Regulatory scrutiny of investment vehicles has tightened still further since the turn of the millennium, and has led to a reclassification of mutual funds in the IA’s sector. In 2011, the Investment Management Association (as it was then known), reclassified funds in its Cautious Managed, Balanced Managed and Actively Managed sectors with alphabetical labels – Managed A, Managed B and Managed C.
Since then, the IA has badged these sectors by the percentage of equities that each fund holds:
- i) Mixed Investment: 0-35 per cent Shares
- ii) Mixed Investment 20-60 per cent Shares
- iii) Mixed Investment 40-85 per cent Shares.

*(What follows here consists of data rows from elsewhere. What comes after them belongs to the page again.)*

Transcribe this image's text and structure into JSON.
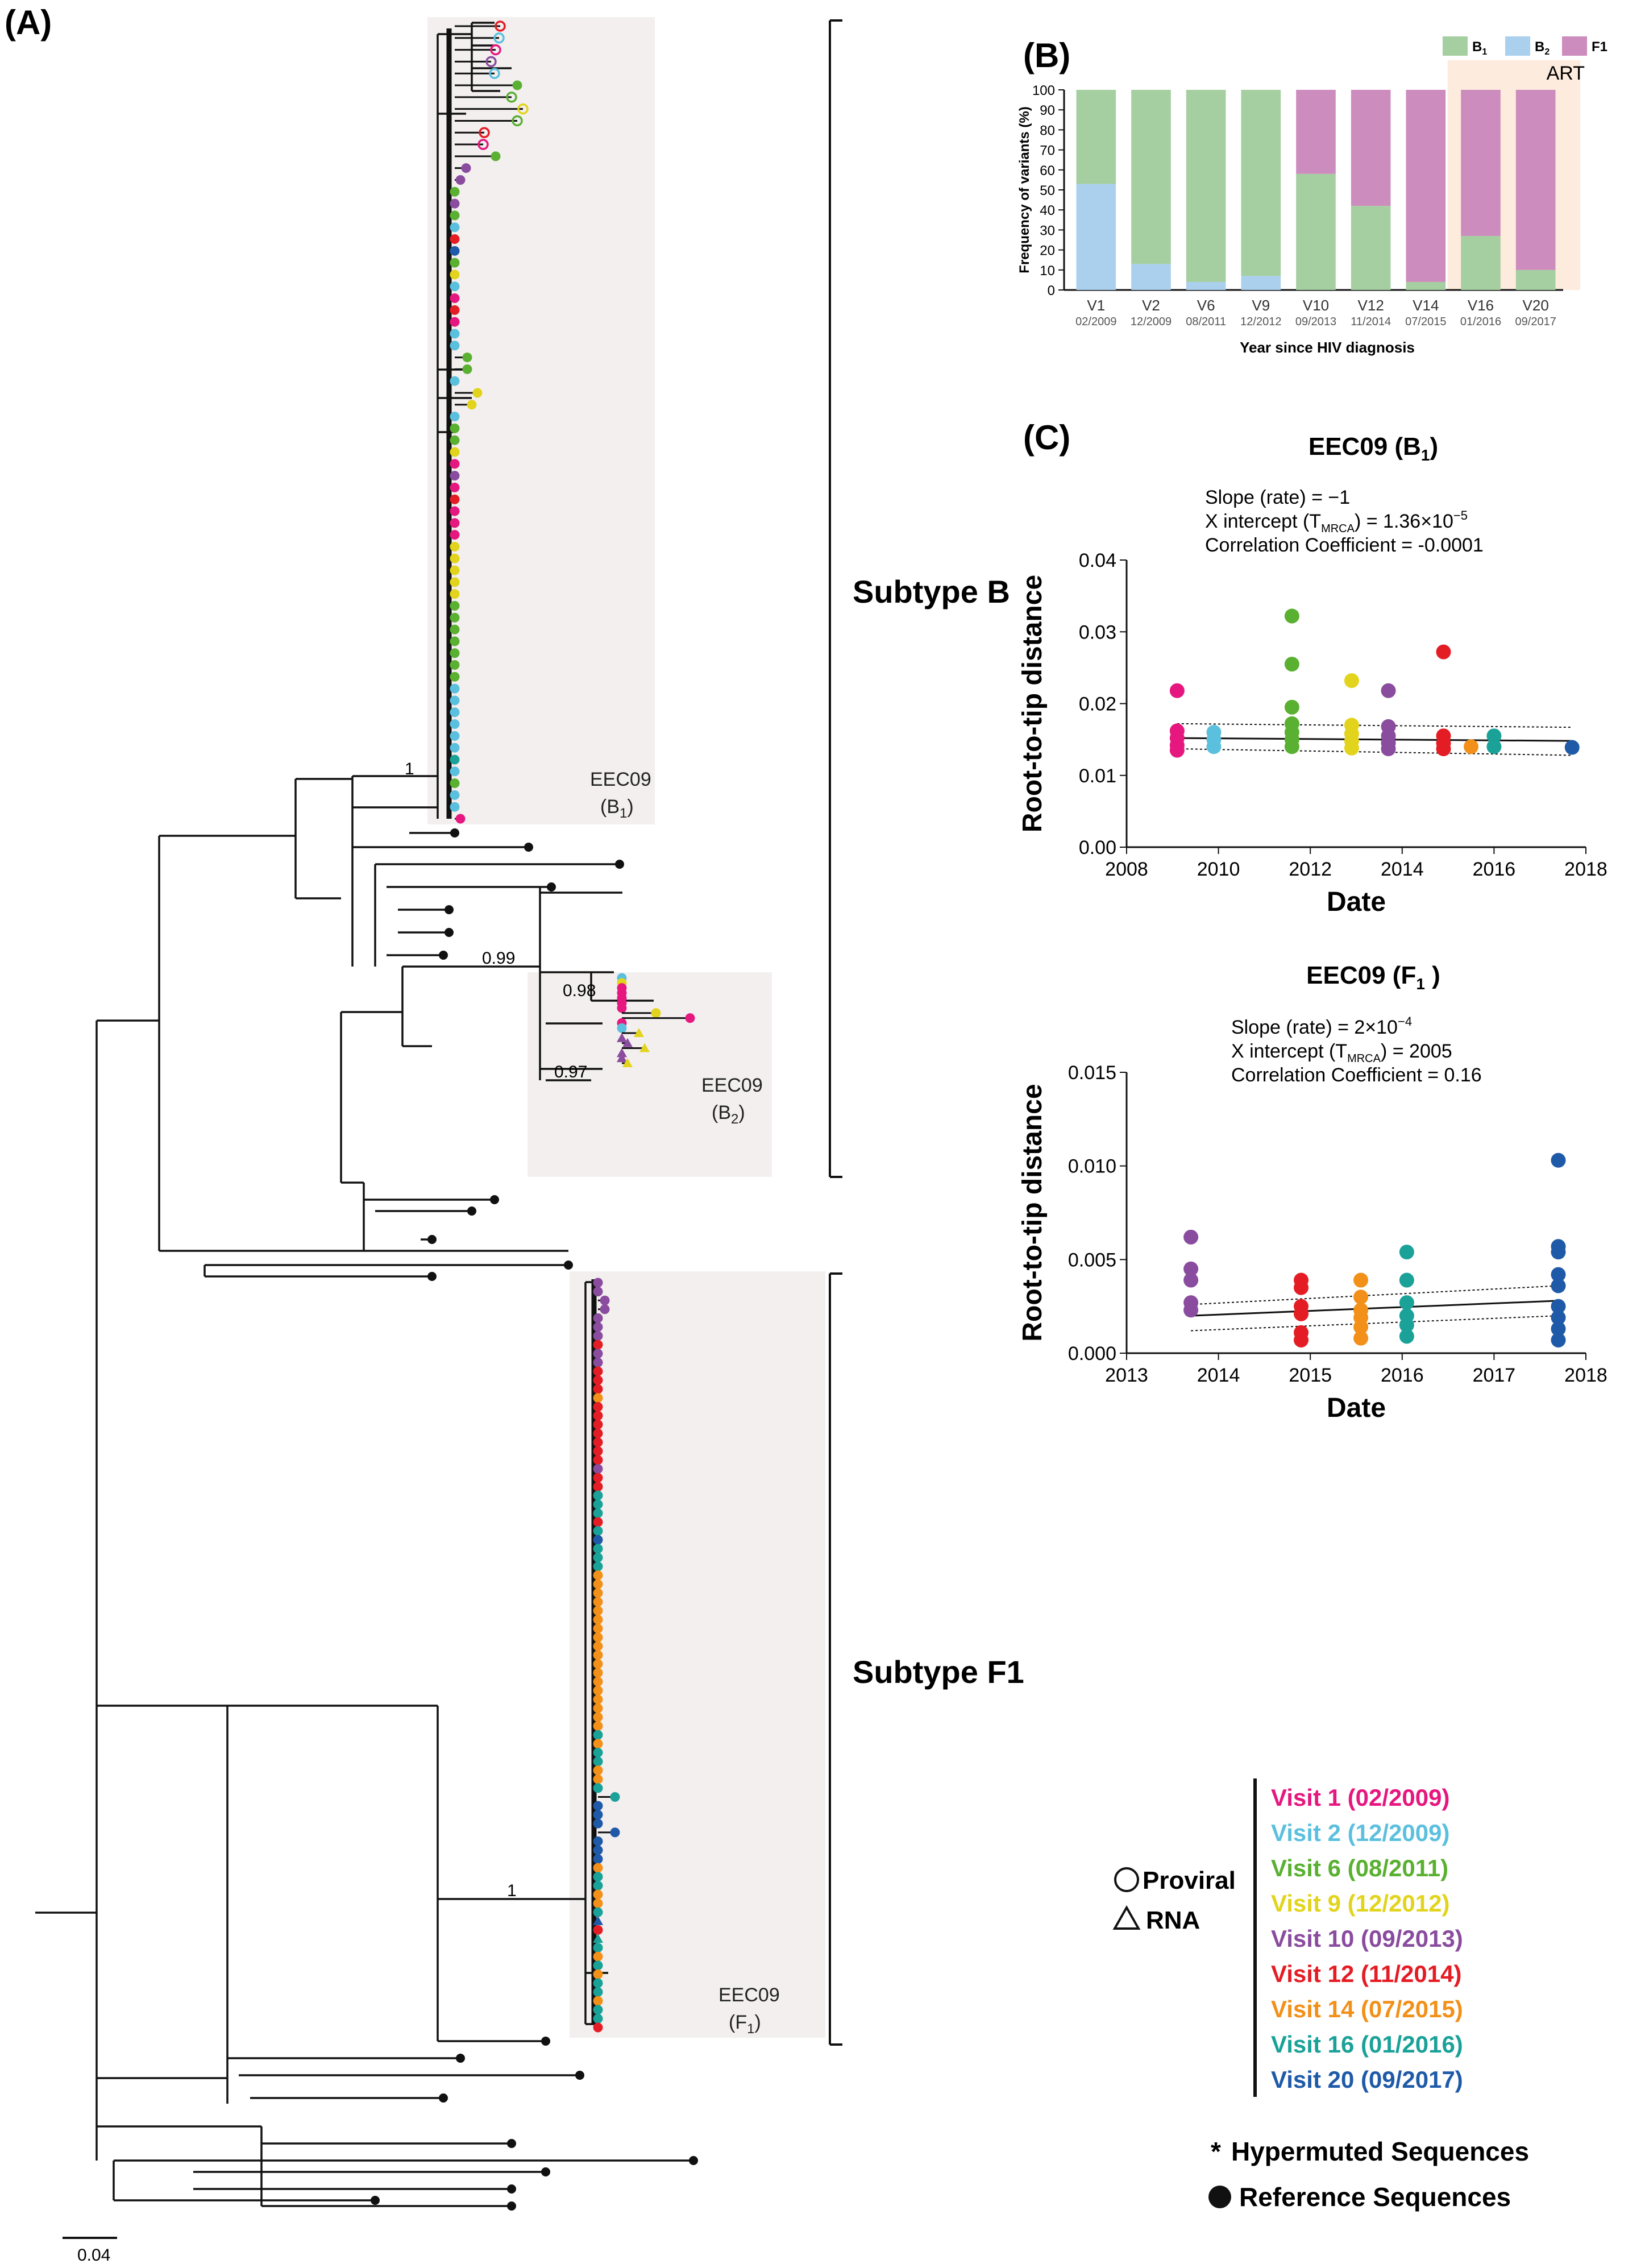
{
  "panels": {
    "a_label": "(A)",
    "b_label": "(B)",
    "c_label": "(C)"
  },
  "tree": {
    "subtype_b_label": "Subtype B",
    "subtype_f1_label": "Subtype F1",
    "clade_b1": {
      "name": "EEC09",
      "sub": "(B",
      "sub_index": "1",
      "close": ")"
    },
    "clade_b2": {
      "name": "EEC09",
      "sub": "(B",
      "sub_index": "2",
      "close": ")"
    },
    "clade_f1": {
      "name": "EEC09",
      "sub": "(F",
      "sub_index": "1",
      "close": ")"
    },
    "support_values": [
      "1",
      "0.99",
      "0.98",
      "0.97",
      "1"
    ],
    "scale_bar_label": "0.04"
  },
  "legend": {
    "proviral_label": "Proviral",
    "rna_label": "RNA",
    "hypermuted_label": "Hypermuted Sequences",
    "hypermuted_symbol": "*",
    "reference_label": "Reference Sequences",
    "visits": [
      {
        "label": "Visit 1 (02/2009)",
        "color": "#e6177f"
      },
      {
        "label": "Visit 2 (12/2009)",
        "color": "#5bc0de"
      },
      {
        "label": "Visit 6 (08/2011)",
        "color": "#5ab031"
      },
      {
        "label": "Visit 9 (12/2012)",
        "color": "#e2d41c"
      },
      {
        "label": "Visit 10 (09/2013)",
        "color": "#8a4c9e"
      },
      {
        "label": "Visit 12 (11/2014)",
        "color": "#e41d25"
      },
      {
        "label": "Visit 14 (07/2015)",
        "color": "#f29019"
      },
      {
        "label": "Visit 16 (01/2016)",
        "color": "#1aa198"
      },
      {
        "label": "Visit 20 (09/2017)",
        "color": "#1f5aa8"
      }
    ]
  },
  "chart_data": [
    {
      "type": "bar",
      "stacked": true,
      "ylabel": "Frequency of variants (%)",
      "xlabel": "Year since HIV diagnosis",
      "ylim": [
        0,
        100
      ],
      "yticks": [
        0,
        10,
        20,
        30,
        40,
        50,
        60,
        70,
        80,
        90,
        100
      ],
      "categories": [
        "V1",
        "V2",
        "V6",
        "V9",
        "V10",
        "V12",
        "V14",
        "V16",
        "V20"
      ],
      "category_dates": [
        "02/2009",
        "12/2009",
        "08/2011",
        "12/2012",
        "09/2013",
        "11/2014",
        "07/2015",
        "01/2016",
        "09/2017"
      ],
      "series": [
        {
          "name": "B",
          "sub": "2",
          "color": "#aad0ee",
          "values": [
            53,
            13,
            4,
            7,
            0,
            0,
            0,
            0,
            0
          ]
        },
        {
          "name": "B",
          "sub": "1",
          "color": "#a5cfa0",
          "values": [
            47,
            87,
            96,
            93,
            58,
            42,
            4,
            27,
            10
          ]
        },
        {
          "name": "F1",
          "sub": "",
          "color": "#cc8cbd",
          "values": [
            0,
            0,
            0,
            0,
            42,
            58,
            96,
            73,
            90
          ]
        }
      ],
      "legend_order": [
        "B1",
        "B2",
        "F1"
      ],
      "annotation": "ART",
      "annotation_color": "#fdebdd"
    },
    {
      "type": "scatter",
      "title": "EEC09 (B1)",
      "title_main": "EEC09 (B",
      "title_sub": "1",
      "title_close": ")",
      "xlabel": "Date",
      "ylabel": "Root-to-tip distance",
      "xlim": [
        2008,
        2018
      ],
      "ylim": [
        0,
        0.04
      ],
      "xticks": [
        "2008",
        "2010",
        "2012",
        "2014",
        "2016",
        "2018"
      ],
      "yticks": [
        "0.00",
        "0.01",
        "0.02",
        "0.03",
        "0.04"
      ],
      "stats": {
        "slope_line": "Slope (rate) =  −1",
        "xint_prefix": "X intercept (T",
        "xint_sub": "MRCA",
        "xint_suffix": ") = 1.36×10",
        "xint_exp": "−5",
        "corr_line": "Correlation Coefficient = -0.0001"
      },
      "regression": {
        "x0": 2009.1,
        "y0": 0.0152,
        "x1": 2017.7,
        "y1": 0.0148
      },
      "ci_upper": {
        "x0": 2009.1,
        "y0": 0.0172,
        "x1": 2017.7,
        "y1": 0.0167
      },
      "ci_lower": {
        "x0": 2009.1,
        "y0": 0.0137,
        "x1": 2017.7,
        "y1": 0.0128
      },
      "points": [
        {
          "x": 2009.1,
          "y": 0.0218,
          "visit": 0
        },
        {
          "x": 2009.1,
          "y": 0.0162,
          "visit": 0
        },
        {
          "x": 2009.1,
          "y": 0.0152,
          "visit": 0
        },
        {
          "x": 2009.1,
          "y": 0.0142,
          "visit": 0
        },
        {
          "x": 2009.1,
          "y": 0.0135,
          "visit": 0
        },
        {
          "x": 2009.9,
          "y": 0.016,
          "visit": 1
        },
        {
          "x": 2009.9,
          "y": 0.015,
          "visit": 1
        },
        {
          "x": 2009.9,
          "y": 0.014,
          "visit": 1
        },
        {
          "x": 2011.6,
          "y": 0.0322,
          "visit": 2
        },
        {
          "x": 2011.6,
          "y": 0.0255,
          "visit": 2
        },
        {
          "x": 2011.6,
          "y": 0.0195,
          "visit": 2
        },
        {
          "x": 2011.6,
          "y": 0.0172,
          "visit": 2
        },
        {
          "x": 2011.6,
          "y": 0.016,
          "visit": 2
        },
        {
          "x": 2011.6,
          "y": 0.015,
          "visit": 2
        },
        {
          "x": 2011.6,
          "y": 0.014,
          "visit": 2
        },
        {
          "x": 2012.9,
          "y": 0.0232,
          "visit": 3
        },
        {
          "x": 2012.9,
          "y": 0.017,
          "visit": 3
        },
        {
          "x": 2012.9,
          "y": 0.0158,
          "visit": 3
        },
        {
          "x": 2012.9,
          "y": 0.0148,
          "visit": 3
        },
        {
          "x": 2012.9,
          "y": 0.0138,
          "visit": 3
        },
        {
          "x": 2013.7,
          "y": 0.0218,
          "visit": 4
        },
        {
          "x": 2013.7,
          "y": 0.0168,
          "visit": 4
        },
        {
          "x": 2013.7,
          "y": 0.0155,
          "visit": 4
        },
        {
          "x": 2013.7,
          "y": 0.0145,
          "visit": 4
        },
        {
          "x": 2013.7,
          "y": 0.0137,
          "visit": 4
        },
        {
          "x": 2014.9,
          "y": 0.0272,
          "visit": 5
        },
        {
          "x": 2014.9,
          "y": 0.0155,
          "visit": 5
        },
        {
          "x": 2014.9,
          "y": 0.0145,
          "visit": 5
        },
        {
          "x": 2014.9,
          "y": 0.0137,
          "visit": 5
        },
        {
          "x": 2015.5,
          "y": 0.014,
          "visit": 6
        },
        {
          "x": 2016.0,
          "y": 0.0155,
          "visit": 7
        },
        {
          "x": 2016.0,
          "y": 0.014,
          "visit": 7
        },
        {
          "x": 2017.7,
          "y": 0.0139,
          "visit": 8
        }
      ]
    },
    {
      "type": "scatter",
      "title": "EEC09 (F1)",
      "title_main": "EEC09 (F",
      "title_sub": "1",
      "title_close": " )",
      "xlabel": "Date",
      "ylabel": "Root-to-tip distance",
      "xlim": [
        2013,
        2018
      ],
      "ylim": [
        0,
        0.015
      ],
      "xticks": [
        "2013",
        "2014",
        "2015",
        "2016",
        "2017",
        "2018"
      ],
      "yticks": [
        "0.000",
        "0.005",
        "0.010",
        "0.015"
      ],
      "stats": {
        "slope_prefix": "Slope (rate) = 2×10",
        "slope_exp": "−4",
        "xint_prefix": "X intercept (T",
        "xint_sub": "MRCA",
        "xint_suffix": ") = 2005",
        "corr_line": "Correlation Coefficient = 0.16"
      },
      "regression": {
        "x0": 2013.7,
        "y0": 0.002,
        "x1": 2017.7,
        "y1": 0.0028
      },
      "ci_upper": {
        "x0": 2013.7,
        "y0": 0.0026,
        "x1": 2017.7,
        "y1": 0.0036
      },
      "ci_lower": {
        "x0": 2013.7,
        "y0": 0.0012,
        "x1": 2017.7,
        "y1": 0.002
      },
      "points": [
        {
          "x": 2013.7,
          "y": 0.0062,
          "visit": 4
        },
        {
          "x": 2013.7,
          "y": 0.0045,
          "visit": 4
        },
        {
          "x": 2013.7,
          "y": 0.0039,
          "visit": 4
        },
        {
          "x": 2013.7,
          "y": 0.0027,
          "visit": 4
        },
        {
          "x": 2013.7,
          "y": 0.0023,
          "visit": 4
        },
        {
          "x": 2014.9,
          "y": 0.0039,
          "visit": 5
        },
        {
          "x": 2014.9,
          "y": 0.0035,
          "visit": 5
        },
        {
          "x": 2014.9,
          "y": 0.0025,
          "visit": 5
        },
        {
          "x": 2014.9,
          "y": 0.0021,
          "visit": 5
        },
        {
          "x": 2014.9,
          "y": 0.0011,
          "visit": 5
        },
        {
          "x": 2014.9,
          "y": 0.0007,
          "visit": 5
        },
        {
          "x": 2015.55,
          "y": 0.0039,
          "visit": 6
        },
        {
          "x": 2015.55,
          "y": 0.003,
          "visit": 6
        },
        {
          "x": 2015.55,
          "y": 0.0023,
          "visit": 6
        },
        {
          "x": 2015.55,
          "y": 0.0019,
          "visit": 6
        },
        {
          "x": 2015.55,
          "y": 0.0014,
          "visit": 6
        },
        {
          "x": 2015.55,
          "y": 0.0008,
          "visit": 6
        },
        {
          "x": 2016.05,
          "y": 0.0054,
          "visit": 7
        },
        {
          "x": 2016.05,
          "y": 0.0039,
          "visit": 7
        },
        {
          "x": 2016.05,
          "y": 0.0027,
          "visit": 7
        },
        {
          "x": 2016.05,
          "y": 0.002,
          "visit": 7
        },
        {
          "x": 2016.05,
          "y": 0.0015,
          "visit": 7
        },
        {
          "x": 2016.05,
          "y": 0.0009,
          "visit": 7
        },
        {
          "x": 2017.7,
          "y": 0.0103,
          "visit": 8
        },
        {
          "x": 2017.7,
          "y": 0.0057,
          "visit": 8
        },
        {
          "x": 2017.7,
          "y": 0.0054,
          "visit": 8
        },
        {
          "x": 2017.7,
          "y": 0.0042,
          "visit": 8
        },
        {
          "x": 2017.7,
          "y": 0.0036,
          "visit": 8
        },
        {
          "x": 2017.7,
          "y": 0.0025,
          "visit": 8
        },
        {
          "x": 2017.7,
          "y": 0.0019,
          "visit": 8
        },
        {
          "x": 2017.7,
          "y": 0.0013,
          "visit": 8
        },
        {
          "x": 2017.7,
          "y": 0.0007,
          "visit": 8
        }
      ]
    }
  ]
}
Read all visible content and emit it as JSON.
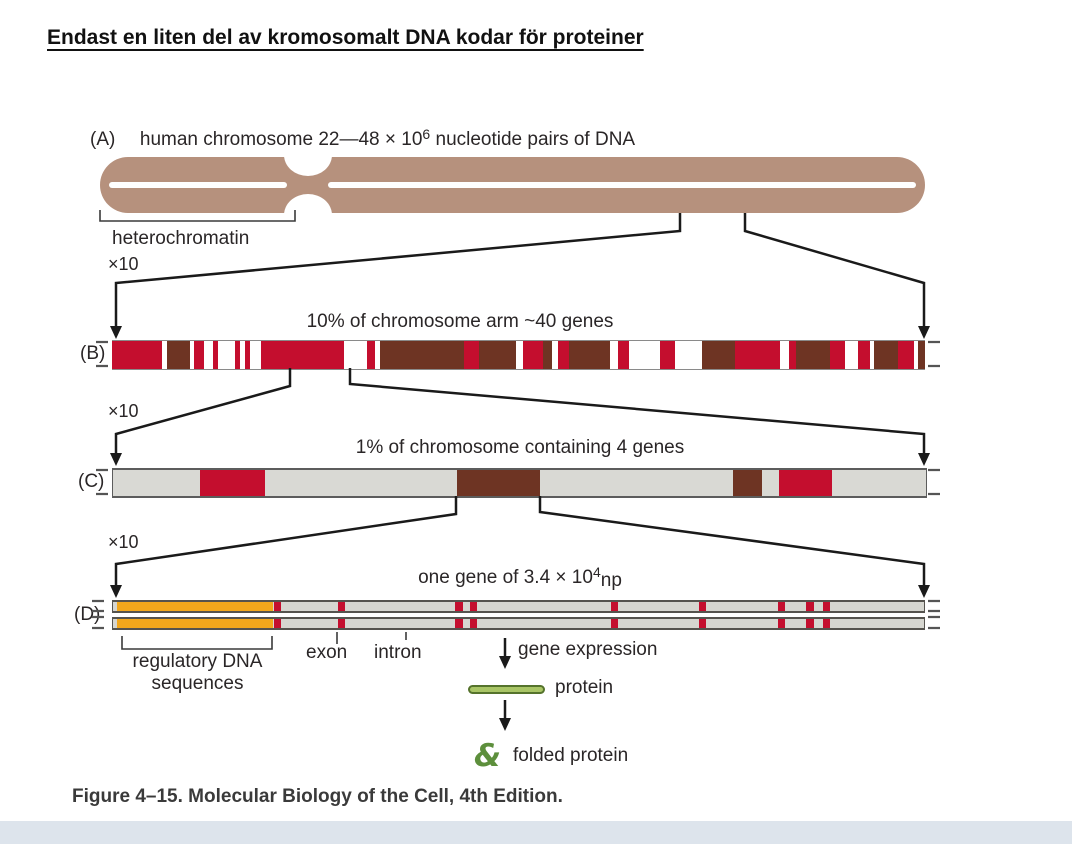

Those that do not fit the bill can find a home in the Flexible or Unclassified sectors. These final two sectors may well expand in the coming years, as investor interest in diversification and technological developments trigger the growth of more sophisticated multi-asset products such as risk premia funds, which were previously the preserve of hedge funds.
Dale Erdei, head of intermediary sales at JPMorgan Asset Management, explains that the story of multi-asset funds in recent years has been less about “evolution” and rather one of “proliferation”.
“The spectrum of multi-asset funds is now wide-ranging,” he says. “There are strategies that may only invest in two different types of securities being labelled as multi-asset. We’re also seeing the launch of increasingly complex products, which may use different or multiple types of securities within their portfolio, entering the multi-asset fray.
“The popularity of multi-asset funds doesn’t seem to be waning, with many investors using these solutions to access less traditional parts of the investment universe that may have not been as easy to access in the past.”
So where next?
The insatiable appetite for multi-asset funds looks set to continue, according to industry figures, who note continued volatility in the bond market as a likely trigger for a rethink of some investor allocations in fixed income.
“Bonds haven’t had the best time of it this year, and they have been a disaster for a lot of investors,” says Charles Hepworth, investment director of the multi asset class solutions team at Swiss fund manager Gam.
The growing bearish sentiment may push investors towards multi-asset style funds, according to Mr Hepworth, who says that Gam’s preference for more exotic fixed income investments, such as mortgage-backed securities and emerging markets debt, in recent years had protected capital.
In an interview, the investment director said that Gam is now looking to add exposure to absolute return strategies over the coming six months and will be evaluating strategies in volatility trading and merger arbitrage, among others.
However, when asked if intermediaries should expect to see a flurry of new launches to accommodate similar thinking in the retail market, he said this was unlikely.